Il finocchio selvatico: scopri i segreti di questa erba aromatica.
Nella parlata comune lo chiamano finocchietto. Il finocchio selvatico è una pianta che cresce spontanea soprattutto nel Centro-Sud del nostro Paese ed è tipica della cosiddetta macchia mediterranea.
Ha sapore simile all’aneto e come si sa viene adoperata per arricchire i piatti della cucina mediterranea. Ma non è solo aromatico, il finocchietto possiede anche buone qualità terapeutiche che ne consigliano l’uso sotto forma di tisana, per esempio.
La pianta
Il finocchietto si compone di un fusto ramificato che può arrivare fino a due metri; di foglie filiformi; di piccoli fiori gialli da cui con l’azione del vento si spargono i semi della pianta; di frutti di colore verde-grigio.
È una pianta perenne e quindi non va riseminata. Quando arriva l’inverno si taglia alla radice e poi si aspetta che alla primavera successiva la radice principale cacci nuovi getti.
Ha bisogno di poche cure e si riproduce con facilità sia in giardino sia nell’orto.

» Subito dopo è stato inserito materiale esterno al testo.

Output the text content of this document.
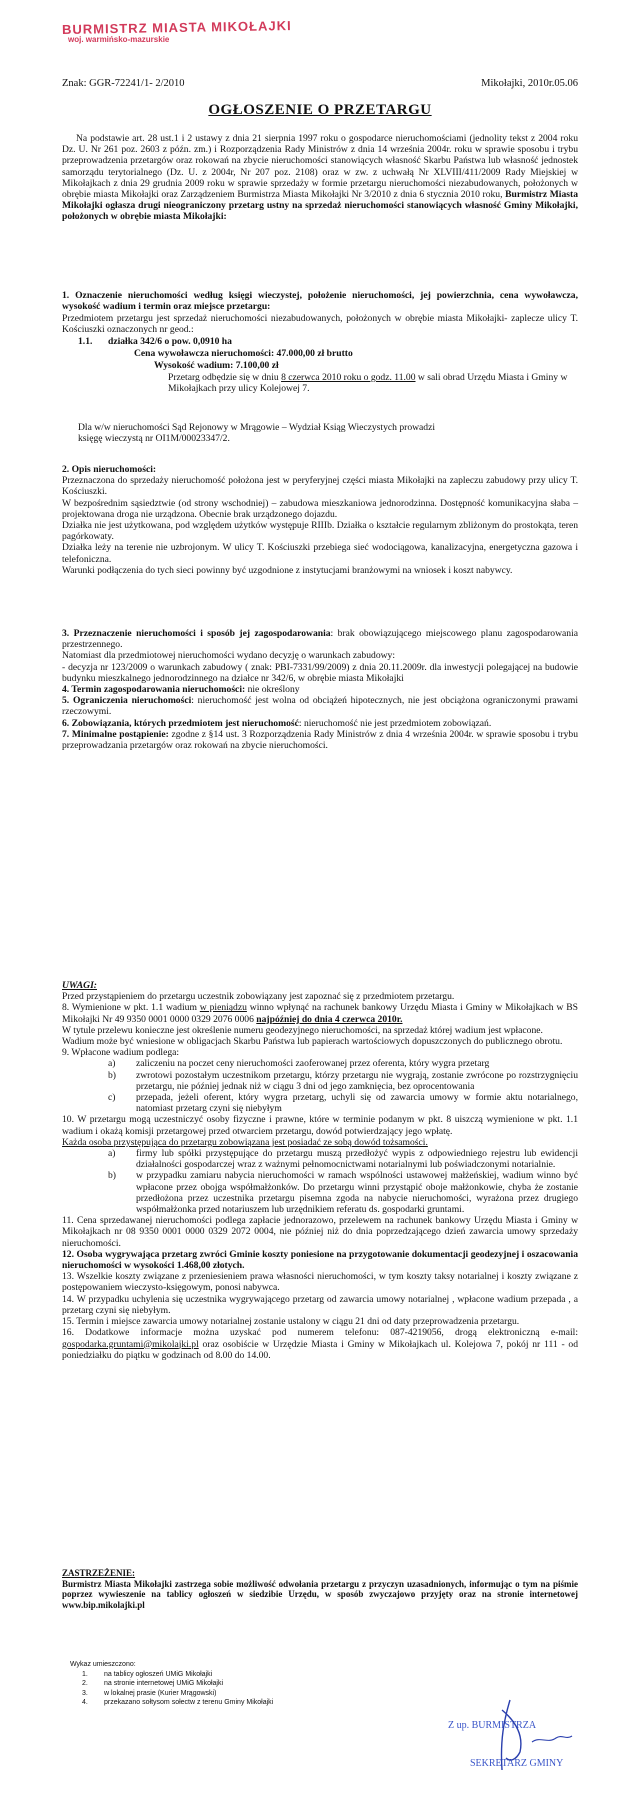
BURMISTRZ MIASTA MIKOŁAJKI
woj. warmińsko-mazurskie
Znak: GGR-72241/1- 2/2010	Mikołajki, 2010r.05.06
OGŁOSZENIE O PRZETARGU
Na podstawie art. 28 ust.1 i 2 ustawy z dnia 21 sierpnia 1997 roku o gospodarce nieruchomościami (jednolity tekst z 2004 roku Dz. U. Nr 261 poz. 2603 z późn. zm.) i Rozporządzenia Rady Ministrów z dnia 14 września 2004r. roku w sprawie sposobu i trybu przeprowadzenia przetargów oraz rokowań na zbycie nieruchomości stanowiących własność Skarbu Państwa lub własność jednostek samorządu terytorialnego (Dz. U. z 2004r, Nr 207 poz. 2108) oraz w zw. z uchwałą Nr XLVIII/411/2009 Rady Miejskiej w Mikołajkach z dnia 29 grudnia 2009 roku w sprawie sprzedaży w formie przetargu nieruchomości niezabudowanych, położonych w obrębie miasta Mikołajki oraz Zarządzeniem Burmistrza Miasta Mikołajki Nr 3/2010 z dnia 6 stycznia 2010 roku, Burmistrz Miasta Mikołajki ogłasza drugi nieograniczony przetarg ustny na sprzedaż nieruchomości stanowiących własność Gminy Mikołajki, położonych w obrębie miasta Mikołajki:
1. Oznaczenie nieruchomości według księgi wieczystej, położenie nieruchomości, jej powierzchnia, cena wywoławcza, wysokość wadium i termin oraz miejsce przetargu:
Przedmiotem przetargu jest sprzedaż nieruchomości niezabudowanych, położonych w obrębie miasta Mikołajki- zaplecze ulicy T. Kościuszki oznaczonych nr geod.:
1.1.	działka 342/6 o pow. 0,0910 ha
Cena wywoławcza nieruchomości: 47.000,00 zł brutto
Wysokość wadium: 7.100,00 zł
Przetarg odbędzie się w dniu 8 czerwca 2010 roku o godz. 11.00 w sali obrad Urzędu Miasta i Gminy w Mikołajkach przy ulicy Kolejowej 7.
Dla w/w nieruchomości Sąd Rejonowy w Mrągowie – Wydział Ksiąg Wieczystych prowadzi księgę wieczystą nr OI1M/00023347/2.
2. Opis nieruchomości:
Przeznaczona do sprzedaży nieruchomość położona jest w peryferyjnej części miasta Mikołajki na zapleczu zabudowy przy ulicy T. Kościuszki.
W bezpośrednim sąsiedztwie (od strony wschodniej) – zabudowa mieszkaniowa jednorodzinna. Dostępność komunikacyjna słaba – projektowana droga nie urządzona. Obecnie brak urządzonego dojazdu.
Działka nie jest użytkowana, pod względem użytków występuje RIIIb. Działka o kształcie regularnym zbliżonym do prostokąta, teren pagórkowaty.
Działka leży na terenie nie uzbrojonym. W ulicy T. Kościuszki przebiega sieć wodociągowa, kanalizacyjna, energetyczna gazowa i telefoniczna.
Warunki podłączenia do tych sieci powinny być uzgodnione z instytucjami branżowymi na wniosek i koszt nabywcy.
3. Przeznaczenie nieruchomości i sposób jej zagospodarowania: brak obowiązującego miejscowego planu zagospodarowania przestrzennego.
Natomiast dla przedmiotowej nieruchomości wydano decyzję o warunkach zabudowy:
- decyzja nr 123/2009 o warunkach zabudowy ( znak: PBI-7331/99/2009) z dnia 20.11.2009r. dla inwestycji polegającej na budowie budynku mieszkalnego jednorodzinnego na działce nr 342/6, w obrębie miasta Mikołajki
4. Termin zagospodarowania nieruchomości: nie określony
5. Ograniczenia nieruchomości: nieruchomość jest wolna od obciążeń hipotecznych, nie jest obciążona ograniczonymi prawami rzeczowymi.
6. Zobowiązania, których przedmiotem jest nieruchomość: nieruchomość nie jest przedmiotem zobowiązań.
7. Minimalne postąpienie: zgodne z §14 ust. 3 Rozporządzenia Rady Ministrów z dnia 4 września 2004r. w sprawie sposobu i trybu przeprowadzania przetargów oraz rokowań na zbycie nieruchomości.
UWAGI:
Przed przystąpieniem do przetargu uczestnik zobowiązany jest zapoznać się z przedmiotem przetargu.
8. Wymienione w pkt. 1.1 wadium w pieniądzu winno wpłynąć na rachunek bankowy Urzędu Miasta i Gminy w Mikołajkach w BS Mikołajki Nr 49 9350 0001 0000 0329 2076 0006 najpóźniej do dnia 4 czerwca 2010r.
W tytule przelewu konieczne jest określenie numeru geodezyjnego nieruchomości, na sprzedaż której wadium jest wpłacone.
Wadium może być wniesione w obligacjach Skarbu Państwa lub papierach wartościowych dopuszczonych do publicznego obrotu.
9. Wpłacone wadium podlega:
a)	zaliczeniu na poczet ceny nieruchomości zaoferowanej przez oferenta, który wygra przetarg
b)	zwrotowi pozostałym uczestnikom przetargu, którzy przetargu nie wygrają, zostanie zwrócone po rozstrzygnięciu przetargu, nie później jednak niż w ciągu 3 dni od jego zamknięcia, bez oprocentowania
c)	przepada, jeżeli oferent, który wygra przetarg, uchyli się od zawarcia umowy w formie aktu notarialnego, natomiast przetarg czyni się niebyłym
10. W przetargu mogą uczestniczyć osoby fizyczne i prawne, które w terminie podanym w pkt. 8 uiszczą wymienione w pkt. 1.1 wadium i okażą komisji przetargowej przed otwarciem przetargu, dowód potwierdzający jego wpłatę.
Każda osoba przystępująca do przetargu zobowiązana jest posiadać ze sobą dowód tożsamości.
a)	firmy lub spółki przystępujące do przetargu muszą przedłożyć wypis z odpowiedniego rejestru lub ewidencji działalności gospodarczej wraz z ważnymi pełnomocnictwami notarialnymi lub poświadczonymi notarialnie.
b)	w przypadku zamiaru nabycia nieruchomości w ramach wspólności ustawowej małżeńskiej, wadium winno być wpłacone przez obojga współmałżonków. Do przetargu winni przystąpić oboje małżonkowie, chyba że zostanie przedłożona przez uczestnika przetargu pisemna zgoda na nabycie nieruchomości, wyrażona przez drugiego współmałżonka przed notariuszem lub urzędnikiem referatu ds. gospodarki gruntami.
11. Cena sprzedawanej nieruchomości podlega zapłacie jednorazowo, przelewem na rachunek bankowy Urzędu Miasta i Gminy w Mikołajkach nr 08 9350 0001 0000 0329 2072 0004, nie później niż do dnia poprzedzającego dzień zawarcia umowy sprzedaży nieruchomości.
12. Osoba wygrywająca przetarg zwróci Gminie koszty poniesione na przygotowanie dokumentacji geodezyjnej i oszacowania nieruchomości w wysokości 1.468,00 złotych.
13. Wszelkie koszty związane z przeniesieniem prawa własności nieruchomości, w tym koszty taksy notarialnej i koszty związane z postępowaniem wieczysto-księgowym, ponosi nabywca.
14. W przypadku uchylenia się uczestnika wygrywającego przetarg od zawarcia umowy notarialnej , wpłacone wadium przepada , a przetarg czyni się niebyłym.
15. Termin i miejsce zawarcia umowy notarialnej zostanie ustalony w ciągu 21 dni od daty przeprowadzenia przetargu.
16. Dodatkowe informacje można uzyskać pod numerem telefonu: 087-4219056, drogą elektroniczną e-mail: gospodarka.gruntami@mikolajki.pl oraz osobiście w Urzędzie Miasta i Gminy w Mikołajkach ul. Kolejowa 7, pokój nr 111 - od poniedziałku do piątku w godzinach od 8.00 do 14.00.
ZASTRZEŻENIE:
Burmistrz Miasta Mikołajki zastrzega sobie możliwość odwołania przetargu z przyczyn uzasadnionych, informując o tym na piśmie poprzez wywieszenie na tablicy ogłoszeń w siedzibie Urzędu, w sposób zwyczajowo przyjęty oraz na stronie internetowej www.bip.mikolajki.pl
Wykaz umieszczono:
1.	na tablicy ogłoszeń UMiG Mikołajki
2.	na stronie internetowej UMiG Mikołajki
3.	w lokalnej prasie (Kurier Mrągowski)
4.	przekazano sołtysom sołectw z terenu Gminy Mikołajki
Z up. BURMISTRZA
SEKRETARZ GMINY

Ha bisogno di un terreno ben drenato. Si adatta bene anche a terreni sabbiosi e ghiaiosi, ma rende di più in quelli dotati di un buon humus organico.
Lo si può seminare a primavera. I semini vanno solo a circa un centimetro di profondità. Dopodiché, perché la pianta si propaghi, basta che il fiore produca il seme. Ha bisogno di poca acqua e cresce anche nelle aree più secche. Se volgiamo annaffiare, è meglio farlo di sera ed è meglio farlo con liberalità, soprattutto d’estate.
Un cespuglio di finocchietto può essere consumato nella sua interezza e quindi di solito ne viene raccolta ogni parte. In autunno le radici; d’estate le foglie e i fusti, che sono commestibili e si usano in cucina come aroma; da fine agosto e fino a ottobre si raccolgono i semi, anche loro usati come spezia o per fare delle tisane.
Teme soprattutto gli afidi. Se la pianta viene attaccata dagli afidi, possiamo difenderla o tagliando le parti già infestate oppure adoperando un macerato di ortica e aglio.
Dai semi e dalle foglie macerati nell’alcool puro si ricava un ottimo liquore. Ma come si diceva il finocchietto si può usare anche per preparare tisane: questa pianta possiede infatti proprietà antispasmodiche, antinfiammatorie e carminative. Fa anche bene a intestino e colon.
In erboristeria si adopera per preparare estratti secchi e olio essenziale.
Una tisana al finocchio può essere indicata come rimedio naturale per una digestione difficile nonché per gonfiore e crampi addominali, contro la flatulenza, contro il bruciore di stomaco, contro la diarrea, contro i sintomi del colon irritabile, per alleviare i sintomi di una mestruazione dolorosa e per quelli della menopausa.
Per preparare una tisana al finocchietto di solito si adoperano i frutti secchi lasciati in infusione nell’acqua calda, ma si possono usare anche i semi, le foglie fresche e il bulbo.
In commercio si possono trovare bustine liofilizzate già dosate, come anche l’olio essenziale di finocchietto, che però va usato cum grano salis, perché a dosi elevate può provocare allucinazioni.
È consigliabile berne due o quattro tazze al giorno dopo i pasti. Si può anche usare per fare degli impacchi: adoperata in questo modo sugli occhi la tisana può trattare i sintomi della congiuntivite e di altre infezioni degli occhi.
Importante: è sempre bene consultare il proprio medico di fiducia prima di usare qualunque prodotto di erboristeria, quindi anche il finocchietto selvatico.